Bu arada Cem Karaca ve Moğollar'ın en önemli parçalarından biri "Namus Belası" çıkar piyasaya. Bir süre sonra Cahit Berkay Moğollar'ı dağıtıp Fransa'ya gider orada Engin Yörükoğlu ile buluşur, yanlarına katılan çeşitli müzisyenlerle Moğollar adı altında iki albüm ve Ali Rıza Binboğa'yla birlikte bir 45'lik yaparlar. 1974 sonu ile 1976 yılları arasında Cahit Berkay ve Engin Yörükoğlunun sürdürdüğü Moğollar 1976'da çalışmalarına son verir, bu dönemden kalan en önemli albüm, Fransa'da RCA firmasından çıkan "Hitit Sun" Türkiyede "Düm-Tek" tir bu albümde Cahit Berkay'ın enstrümental besteleri Anadolu Pop'tan jazz rock'a doğru yönelmeyi işaretlemektedir.
Grubun Dağılması
1976'dan sonra yalnızca bireysel çalışmalarını sürdürür 'Çekirdek' Moğollar elemanları. Cahit Berkay, film müzikleri yapar aradaki yıllarda. '90'larda, Cem Karaca ve Uğur Dikmen'le Rock kumpanyası adlı grubu kurar, birlikte iki albüm (Yiyin Efendiler ve Nerde Kalmıştık)yaparlar.

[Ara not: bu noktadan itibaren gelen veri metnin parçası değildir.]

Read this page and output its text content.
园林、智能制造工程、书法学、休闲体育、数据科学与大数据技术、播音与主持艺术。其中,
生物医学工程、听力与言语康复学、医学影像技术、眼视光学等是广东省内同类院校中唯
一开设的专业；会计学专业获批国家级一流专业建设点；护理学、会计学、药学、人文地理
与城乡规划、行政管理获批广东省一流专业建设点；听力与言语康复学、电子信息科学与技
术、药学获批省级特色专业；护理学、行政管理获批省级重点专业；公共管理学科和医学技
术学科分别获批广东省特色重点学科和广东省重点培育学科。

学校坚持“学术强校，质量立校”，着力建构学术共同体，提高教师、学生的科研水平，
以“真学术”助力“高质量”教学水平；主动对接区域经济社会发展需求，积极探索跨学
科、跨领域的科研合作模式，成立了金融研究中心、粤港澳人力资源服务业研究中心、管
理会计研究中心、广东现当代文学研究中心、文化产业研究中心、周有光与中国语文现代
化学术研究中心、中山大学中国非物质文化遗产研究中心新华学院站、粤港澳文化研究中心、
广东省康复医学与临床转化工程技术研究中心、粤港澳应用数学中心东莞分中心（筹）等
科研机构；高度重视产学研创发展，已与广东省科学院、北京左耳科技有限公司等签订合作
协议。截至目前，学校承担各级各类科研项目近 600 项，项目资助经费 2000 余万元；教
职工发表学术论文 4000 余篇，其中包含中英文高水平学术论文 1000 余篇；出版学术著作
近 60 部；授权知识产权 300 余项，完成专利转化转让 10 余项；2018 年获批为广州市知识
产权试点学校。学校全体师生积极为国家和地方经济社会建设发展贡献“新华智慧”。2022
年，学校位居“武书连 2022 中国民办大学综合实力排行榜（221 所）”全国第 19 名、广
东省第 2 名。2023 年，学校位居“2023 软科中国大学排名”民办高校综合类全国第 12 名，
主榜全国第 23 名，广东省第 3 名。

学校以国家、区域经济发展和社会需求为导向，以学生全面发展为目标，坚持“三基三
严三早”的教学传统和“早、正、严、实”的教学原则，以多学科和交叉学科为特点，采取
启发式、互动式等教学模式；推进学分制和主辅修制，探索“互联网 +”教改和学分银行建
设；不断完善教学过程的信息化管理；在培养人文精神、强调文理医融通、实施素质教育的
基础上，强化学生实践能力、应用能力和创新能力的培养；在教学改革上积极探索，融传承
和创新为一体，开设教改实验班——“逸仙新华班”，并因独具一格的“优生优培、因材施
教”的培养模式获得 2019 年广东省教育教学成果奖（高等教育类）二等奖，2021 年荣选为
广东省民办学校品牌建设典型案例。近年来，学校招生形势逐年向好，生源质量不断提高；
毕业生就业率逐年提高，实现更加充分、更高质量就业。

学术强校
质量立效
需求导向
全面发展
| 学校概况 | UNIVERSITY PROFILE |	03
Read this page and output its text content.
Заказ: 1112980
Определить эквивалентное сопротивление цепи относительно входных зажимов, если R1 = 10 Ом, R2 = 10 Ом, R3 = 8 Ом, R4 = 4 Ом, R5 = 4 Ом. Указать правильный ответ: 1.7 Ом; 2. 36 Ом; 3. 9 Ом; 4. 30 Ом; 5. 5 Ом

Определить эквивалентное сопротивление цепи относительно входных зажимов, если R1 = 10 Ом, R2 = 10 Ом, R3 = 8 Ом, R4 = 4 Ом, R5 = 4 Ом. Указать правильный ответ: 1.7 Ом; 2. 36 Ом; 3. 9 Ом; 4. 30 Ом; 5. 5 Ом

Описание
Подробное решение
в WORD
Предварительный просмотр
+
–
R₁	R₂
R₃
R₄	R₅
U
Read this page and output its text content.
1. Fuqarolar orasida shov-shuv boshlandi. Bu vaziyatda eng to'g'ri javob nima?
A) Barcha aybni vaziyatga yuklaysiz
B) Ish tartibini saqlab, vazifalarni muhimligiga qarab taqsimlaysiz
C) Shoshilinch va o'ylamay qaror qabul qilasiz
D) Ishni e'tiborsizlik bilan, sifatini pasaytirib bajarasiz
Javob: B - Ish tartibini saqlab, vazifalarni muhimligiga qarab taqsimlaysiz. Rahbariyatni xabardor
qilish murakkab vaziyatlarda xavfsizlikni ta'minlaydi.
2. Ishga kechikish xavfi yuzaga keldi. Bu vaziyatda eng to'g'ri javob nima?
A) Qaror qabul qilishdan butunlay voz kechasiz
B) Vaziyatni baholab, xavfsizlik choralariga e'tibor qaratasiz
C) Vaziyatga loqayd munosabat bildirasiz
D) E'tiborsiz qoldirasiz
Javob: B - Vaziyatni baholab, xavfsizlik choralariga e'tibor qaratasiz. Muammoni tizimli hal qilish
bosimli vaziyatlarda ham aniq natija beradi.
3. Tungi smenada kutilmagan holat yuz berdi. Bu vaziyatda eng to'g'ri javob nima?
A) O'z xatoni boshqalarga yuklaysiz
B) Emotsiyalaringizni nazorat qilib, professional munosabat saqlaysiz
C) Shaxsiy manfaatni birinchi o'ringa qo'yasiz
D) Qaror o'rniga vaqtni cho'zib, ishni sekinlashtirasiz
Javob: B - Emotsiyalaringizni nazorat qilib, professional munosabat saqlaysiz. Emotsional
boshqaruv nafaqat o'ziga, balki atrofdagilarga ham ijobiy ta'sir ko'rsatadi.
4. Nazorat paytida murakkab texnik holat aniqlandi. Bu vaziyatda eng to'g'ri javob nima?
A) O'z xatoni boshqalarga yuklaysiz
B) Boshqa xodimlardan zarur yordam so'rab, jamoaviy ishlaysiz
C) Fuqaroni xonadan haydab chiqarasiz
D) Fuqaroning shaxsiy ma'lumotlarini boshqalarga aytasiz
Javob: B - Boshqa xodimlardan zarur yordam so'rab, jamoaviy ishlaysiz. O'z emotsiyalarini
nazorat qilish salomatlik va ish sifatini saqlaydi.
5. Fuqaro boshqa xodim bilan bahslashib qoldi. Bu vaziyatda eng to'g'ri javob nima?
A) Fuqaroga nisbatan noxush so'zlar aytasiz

Engin Yörükoğlu, Fransada çeşitli jazz grupları kurar, sonraları İstanbul'da Jazz Stop isimli bir kulüp açarak orada çalmaya başlar.
Taner Öngür ise Dostlar ve Cem Karaca Dervişhan'da çalışır bir süre. Daha sonra Almanya'ya yerleşir. 1992'de Türkiye'ye döner, "Alarm" isimli ilk ve tek solo albümünü çıkartır.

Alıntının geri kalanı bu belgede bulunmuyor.